The Federal Trade Commission’s recent settlement with three list companies has led others in the industry to add caution.
“We are now turning down management files and offers that may have been accepted 10 years ago,” said Fran Golub, senior vice president of list management at Walter Karl, Pearl River, NY. “We are a publicly traded company, so we have to be extremely careful.”
Golub said Walter Karl’s management told all list managers and brokers last week that they need to look through all offers, especially ones involving telemarketing. Employees also will work to keep better records of offer history and to look at continuation orders with more scrutiny.
This new procedure will slow the order approval process because both the list owner and list manager will need more time to review offers, Golub said. Specific categories such as infomercials, sweepstakes, opportunity and beauty offers will raise more red flags, she added.
The Direct Marketing Association issued guidance to list companies last week after meeting with the FTC to get a better understanding as to how the FTC might apply its rules in other cases. In August, Carney Direct, ListData Computer Services and NeWorld Marketing settled allegations of their involvement in a telemarketing advance-fee credit scheme and paid a combined $187,500.
The FTC maintained that the list managers should have known that the scripts submitted by the telemarketers violated the Telemarketing Sales Rule, the DMA said. However, the DMA also said the FTC’s interest in the list industry is nothing new, noting that the FTC’s goal “has been — and remains — to aggressively ‘uproot’ legal violations by also pursuing those who may have supported, or made possible, a legal violation.”
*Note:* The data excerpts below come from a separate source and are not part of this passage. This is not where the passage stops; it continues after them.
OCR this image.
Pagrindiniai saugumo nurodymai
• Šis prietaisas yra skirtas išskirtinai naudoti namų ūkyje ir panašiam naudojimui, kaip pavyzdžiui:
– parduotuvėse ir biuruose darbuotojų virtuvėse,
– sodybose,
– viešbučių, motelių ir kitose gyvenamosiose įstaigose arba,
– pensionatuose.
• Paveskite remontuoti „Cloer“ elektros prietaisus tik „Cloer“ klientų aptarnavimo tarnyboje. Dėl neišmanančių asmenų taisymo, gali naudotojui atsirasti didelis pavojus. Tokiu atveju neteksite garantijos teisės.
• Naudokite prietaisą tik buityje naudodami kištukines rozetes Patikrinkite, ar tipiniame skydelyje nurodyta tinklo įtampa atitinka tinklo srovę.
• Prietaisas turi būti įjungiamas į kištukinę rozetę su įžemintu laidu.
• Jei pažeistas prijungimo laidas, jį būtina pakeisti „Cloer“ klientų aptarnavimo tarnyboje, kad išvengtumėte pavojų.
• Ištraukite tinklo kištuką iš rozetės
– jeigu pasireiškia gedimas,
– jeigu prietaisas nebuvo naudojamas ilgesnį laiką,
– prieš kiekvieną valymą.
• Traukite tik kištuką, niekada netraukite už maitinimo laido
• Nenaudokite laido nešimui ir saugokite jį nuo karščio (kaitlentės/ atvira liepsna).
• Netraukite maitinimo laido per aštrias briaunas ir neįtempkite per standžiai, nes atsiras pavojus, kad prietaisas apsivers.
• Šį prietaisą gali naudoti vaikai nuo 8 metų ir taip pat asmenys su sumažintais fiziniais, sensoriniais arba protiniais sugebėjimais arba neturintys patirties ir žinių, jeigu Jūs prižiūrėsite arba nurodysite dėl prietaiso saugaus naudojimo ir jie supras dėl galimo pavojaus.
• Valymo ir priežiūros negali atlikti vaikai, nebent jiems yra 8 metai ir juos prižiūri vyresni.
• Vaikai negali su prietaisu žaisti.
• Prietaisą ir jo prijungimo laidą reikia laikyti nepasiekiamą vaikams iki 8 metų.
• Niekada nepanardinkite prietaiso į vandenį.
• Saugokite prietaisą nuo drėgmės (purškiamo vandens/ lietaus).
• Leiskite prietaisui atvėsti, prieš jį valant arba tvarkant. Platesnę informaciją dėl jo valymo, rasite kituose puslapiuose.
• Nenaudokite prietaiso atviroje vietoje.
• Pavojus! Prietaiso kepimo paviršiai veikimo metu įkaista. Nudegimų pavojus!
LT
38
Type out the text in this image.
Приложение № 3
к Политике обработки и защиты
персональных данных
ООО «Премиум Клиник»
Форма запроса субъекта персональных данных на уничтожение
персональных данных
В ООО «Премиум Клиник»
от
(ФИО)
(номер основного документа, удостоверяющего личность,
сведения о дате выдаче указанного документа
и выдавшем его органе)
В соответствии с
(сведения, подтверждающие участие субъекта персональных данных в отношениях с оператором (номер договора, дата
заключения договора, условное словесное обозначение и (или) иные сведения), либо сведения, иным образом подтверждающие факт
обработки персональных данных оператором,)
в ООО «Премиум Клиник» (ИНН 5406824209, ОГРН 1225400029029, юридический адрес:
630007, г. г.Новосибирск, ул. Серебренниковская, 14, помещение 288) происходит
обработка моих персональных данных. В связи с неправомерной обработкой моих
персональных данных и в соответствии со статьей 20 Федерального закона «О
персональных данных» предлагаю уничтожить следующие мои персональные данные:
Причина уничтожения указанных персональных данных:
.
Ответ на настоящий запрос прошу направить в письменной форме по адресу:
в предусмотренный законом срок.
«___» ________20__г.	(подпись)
The DMA’s official interpretation of the FTC’s position is in the guidance. However, Robert Sherman, the DMA general counsel and a partner at Paul, Hastings, Janofsky & Walker, New York, shared his impression of the meeting with the FTC.
“This is nothing more than meets the eye,” he said. “The FTC said this is not cause for alarm or a witch hunt against the list industry. Nor are they saying that every list manager has to be a lawyer or guarantor of every offer.”
Since the FTC action was a first for the list industry, Sherman said the DMA wanted to know more. He said the meeting’s tone was courteous and friendly. The FTC focused on the TSR case involving the three list companies and stood firm that list managers renting telemarketing lists needed to know whether offers violated the law. The FTC also reserved its right to hold the industry accountable in other cases where a list manager knew or should have known that an offer was illegal or potentially fraudulent.
“They are saying that the list industry is not allowed to turn a blind eye,” he said.
Chris Paradysz, CEO of ParadyszMatera, New York, and co-chair of the DMA’s List Leaders, said the industry “has always had a responsibility to protect consumers and maintain ethical practices. The FTC’s enforcement and compliance efforts are new, and the industry is adjusting to them.”
Golub said that though she thought the FTC was being a bit unreasonable in holding list managers liable for knowing the law inside and out, the increased surveillance of the industry might have a positive effect.
“It could help make some of the bad guys go away when their offers are repeatedly turned down by list managers,” she said.